SURE, MICHAEL Phelps may have snapped a string of Olympic records like so many Rice Krispies in milk, but what was this child of Poseidon up against, anyway? Elite human athletes from 250 countries.
A small, speckled, asparagusgreen chameleon of Madagascar, by contrast, holds a world speed record among just about all of the nearly 30,000 different animals equipped with four limbs and a backbone.
Admittedly, it’s not a record many of us would aspire to best. As researchers recently reported in The Proceedings of the National Academy of Sciences, the entire life span of the Furcifer labordi chameleon — from the moment of conception to development in the egg, hatching, maturation, breeding and right through to its last little lizardly thud to the ground — clocks in at barely a year.

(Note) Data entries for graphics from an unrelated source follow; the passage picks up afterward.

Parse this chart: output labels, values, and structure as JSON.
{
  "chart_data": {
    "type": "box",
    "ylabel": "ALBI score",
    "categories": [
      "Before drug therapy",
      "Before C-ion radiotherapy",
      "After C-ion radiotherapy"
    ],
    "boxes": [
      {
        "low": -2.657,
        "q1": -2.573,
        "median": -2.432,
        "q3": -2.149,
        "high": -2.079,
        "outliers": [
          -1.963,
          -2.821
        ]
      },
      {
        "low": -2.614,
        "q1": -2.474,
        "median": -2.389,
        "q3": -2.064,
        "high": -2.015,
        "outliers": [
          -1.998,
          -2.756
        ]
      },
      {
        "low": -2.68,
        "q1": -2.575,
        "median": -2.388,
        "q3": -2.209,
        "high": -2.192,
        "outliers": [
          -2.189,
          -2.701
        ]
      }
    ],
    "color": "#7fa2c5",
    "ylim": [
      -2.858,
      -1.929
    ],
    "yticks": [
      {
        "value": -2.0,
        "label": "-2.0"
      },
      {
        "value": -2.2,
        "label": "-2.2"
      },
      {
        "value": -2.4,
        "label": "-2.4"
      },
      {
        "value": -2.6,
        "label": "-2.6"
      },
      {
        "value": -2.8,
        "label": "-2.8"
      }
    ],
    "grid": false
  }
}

That hypercondensed biography, the scientists said, may well make the chameleon the shortest-lived tetrapod on Earth, a creature chronologically more like a butterfly or a sea squirt than like the other reptiles, frogs, birds and mammals with which it is taxonomically bundled.
Equally bizarre, said Christopher J. Raxworthy, an author of the new report, the chameleon spends some two-thirds of its abbreviated existence as an egg buried in sand, with a mere 16 to 20 weeks allocated to all post-shellular affairs.
Moreover, the chameleons operate by a synchronised schedule, hatching, growing, mating and dying at more or less the same times and at the same pace throughout the year.
As a result, said Raxworthy, associate curator of herpetology at the American Museum of Natural History, “if you go into a forest during the dry season, the whole population of chameleons there will be represented by eggs.” Counterintuitive though it may seem, the extremity of F. labordi’s schedule could prove valuable for tracking down genes and other biological factors that promote longevity. The researchers observed that the chameleon is not merely short-lived as a matter of averages.
It is an obligate annual species, destined for death after a single spin around the sun, and that stated fate differs markedly from the varying degrees of perenniality found throughout the tetrapod clan.
Scientists have determined that many essential features of an animal’s portfolio are linked, among them whether at birth it looks fetal and helpless like a newborn kitten or precocious and competent like a neonatal giraffe; how big the average litter is; the speed with which the animal reaches sexual maturity; the length of time between births; and the pace at which an adult ages.